Thanks for the link even though I'm not Lubos.
It was great singing and harmonizing (in tune), and his thesis smells healthy to me (who should not comment).


I wish we get to know Lumo's opinion about his thesis!


reader Tony said...

OFF topic, possibly raising Lubos blood pressure: new article in Nature Physics about the reality of wave function:


http://www.nature.com/nphys/journal/v11/n3/full/nphys3233.html?WT.ec_id=NPHYS-201503


Will these people ever stop?


reader guest said...

Their title is misleading . conclusion of paper actually means reality of non.realistic nature of

quantum mechanic .


reader Luboš Motl said...

Dear Scooby, I've listened to it about 10 times and it was linked to on this blog many times, too, e.g. here

http://motls.blogspot.com/2013/09/string-theory-is-complete-theory-of.html?m=1



But thanks anyway.


reader Dilaton said...

NtThere have beeun incidences in the past where low-level trolling comments got highly upvoted but certainly not by the native TRF community.

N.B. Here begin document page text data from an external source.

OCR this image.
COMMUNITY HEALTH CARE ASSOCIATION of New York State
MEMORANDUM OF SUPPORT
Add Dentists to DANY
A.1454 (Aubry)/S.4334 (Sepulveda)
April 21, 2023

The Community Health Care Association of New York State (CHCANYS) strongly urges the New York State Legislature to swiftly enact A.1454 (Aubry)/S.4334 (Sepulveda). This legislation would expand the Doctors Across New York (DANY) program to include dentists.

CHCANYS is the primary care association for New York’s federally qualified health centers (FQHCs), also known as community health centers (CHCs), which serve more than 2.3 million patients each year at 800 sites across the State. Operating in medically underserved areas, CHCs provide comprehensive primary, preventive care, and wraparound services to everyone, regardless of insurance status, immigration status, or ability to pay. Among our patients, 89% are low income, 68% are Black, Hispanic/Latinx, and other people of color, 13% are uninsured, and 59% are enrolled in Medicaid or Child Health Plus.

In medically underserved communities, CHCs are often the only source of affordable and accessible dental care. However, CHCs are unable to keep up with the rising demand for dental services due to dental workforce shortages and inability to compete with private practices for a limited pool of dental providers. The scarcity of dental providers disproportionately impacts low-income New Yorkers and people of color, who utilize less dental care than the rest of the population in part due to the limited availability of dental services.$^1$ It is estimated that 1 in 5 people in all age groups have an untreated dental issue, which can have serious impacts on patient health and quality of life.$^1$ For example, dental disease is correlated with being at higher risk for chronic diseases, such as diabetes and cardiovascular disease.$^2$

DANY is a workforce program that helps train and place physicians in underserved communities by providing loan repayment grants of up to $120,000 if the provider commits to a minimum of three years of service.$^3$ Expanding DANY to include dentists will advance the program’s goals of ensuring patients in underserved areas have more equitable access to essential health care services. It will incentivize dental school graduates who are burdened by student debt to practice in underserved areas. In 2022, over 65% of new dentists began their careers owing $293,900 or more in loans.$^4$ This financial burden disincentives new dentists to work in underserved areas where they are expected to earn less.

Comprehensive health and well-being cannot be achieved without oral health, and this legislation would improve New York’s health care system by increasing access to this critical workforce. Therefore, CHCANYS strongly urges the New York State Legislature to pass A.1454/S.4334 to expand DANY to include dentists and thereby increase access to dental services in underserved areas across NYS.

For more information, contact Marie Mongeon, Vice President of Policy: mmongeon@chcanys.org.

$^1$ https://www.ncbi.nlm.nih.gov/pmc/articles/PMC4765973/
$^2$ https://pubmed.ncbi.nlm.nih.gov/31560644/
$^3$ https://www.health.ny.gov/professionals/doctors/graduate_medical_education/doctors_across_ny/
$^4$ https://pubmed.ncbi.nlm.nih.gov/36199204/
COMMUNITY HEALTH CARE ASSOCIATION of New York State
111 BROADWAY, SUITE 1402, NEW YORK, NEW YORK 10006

So I guess Lumo fixed this by disallowing guest votes.

Maybe I should ask in an appropriate forum how one can trick Disqus and reintroduce downvotes, maybe on SE webmasters ...


reader Luboš Motl said...

Thanks, Tony, yes, it did raise my blood pressure significantly. It's almost back. I won't waste more time with that. They are just another bunch of cranks who are implicitly assuming classical physics all the time, so when they say that they exclude the "incomplete knowledge" interpretation of the wave function, they mean that they exclude the picture of "classical physics with incomplete knowledge".


But the thing that is different in the correct theory isn't that the knowledge isn't incomplete - the knowledge *is* incomplete. What's different about the real world is that it is not classical. They're just stupid monkeys, waste of time, garbage.